Printable CopyTHE GREAT WAR
The Adelaide Festival
Dunstan Playhouse
Until 11 Mar 2018

Review by Fran Edwards

With so many productions about war and its devastation, a number concentrate on WWI, and this is one of them. Like others it uses letters – this time from a French soldier – as the basis of the storyline. Mainly they are the letters of a young soldier, Prospert, writing to his mother. And they paint a graphic picture.

The medium is the point of difference here and Hotel Modern use ordinary, everyday materials to create their battlefield. The production weaves from a lighthearted look at the beginning of the war and the absurdity of the situations that created it to the grim reality of the trenches and the everyday hell that the combatants endured.

With the aid of dirt, water, bits of wood, parsley and other plants the WW1 landscape is shown through the camera onto a screen at the back of the stage. All of the workings can be seen by the audience but the eye is constantly drawn to changing images being shown. The sound effects are realistic, with the use of smoke and fire to heighten the impact of the conflict. The effect of shells and machine guns is believable seen through the eye of the camera.

While the method is engaging and the story compelling, the voiceover is sometimes difficult to hear and there are spots where the narrative dies and it loses interest. The contemplative moments where the changing landscape (covering and absorbing the bodies of the fallen) and the horror of walking through trenches deep with mud and submerged bodies needs to be recognized and thought on, but there are (forgive the pun) dead spots.

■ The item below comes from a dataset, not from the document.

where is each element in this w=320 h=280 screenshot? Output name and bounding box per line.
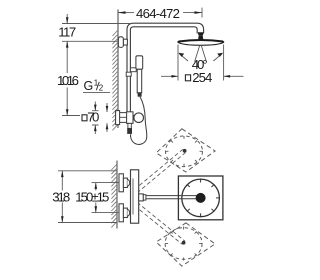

This is a production worth seeing if only for the ingenuity and skill of the performers. Arthur Sauer, composer and Foley artist, is at the centre of this production, ably assisted by Herman Helle and by actors Pauline Kalker, Arlene Hoornweg and Menno Vroon. Creating entire scenarios before the audience’s eyes is done smoothly and quietly, the placement of the non-animated puppets is achieved with minimal fuss.

I would have enjoyed a further exploration of the letters as a backdrop to some of the quieter moments, but mostly the background was as it needed to be and framed an interesting look at a point in history that still echoes.

Another addition to the varied productions brought to Adelaide for our Festival that will expand your definition of theatre.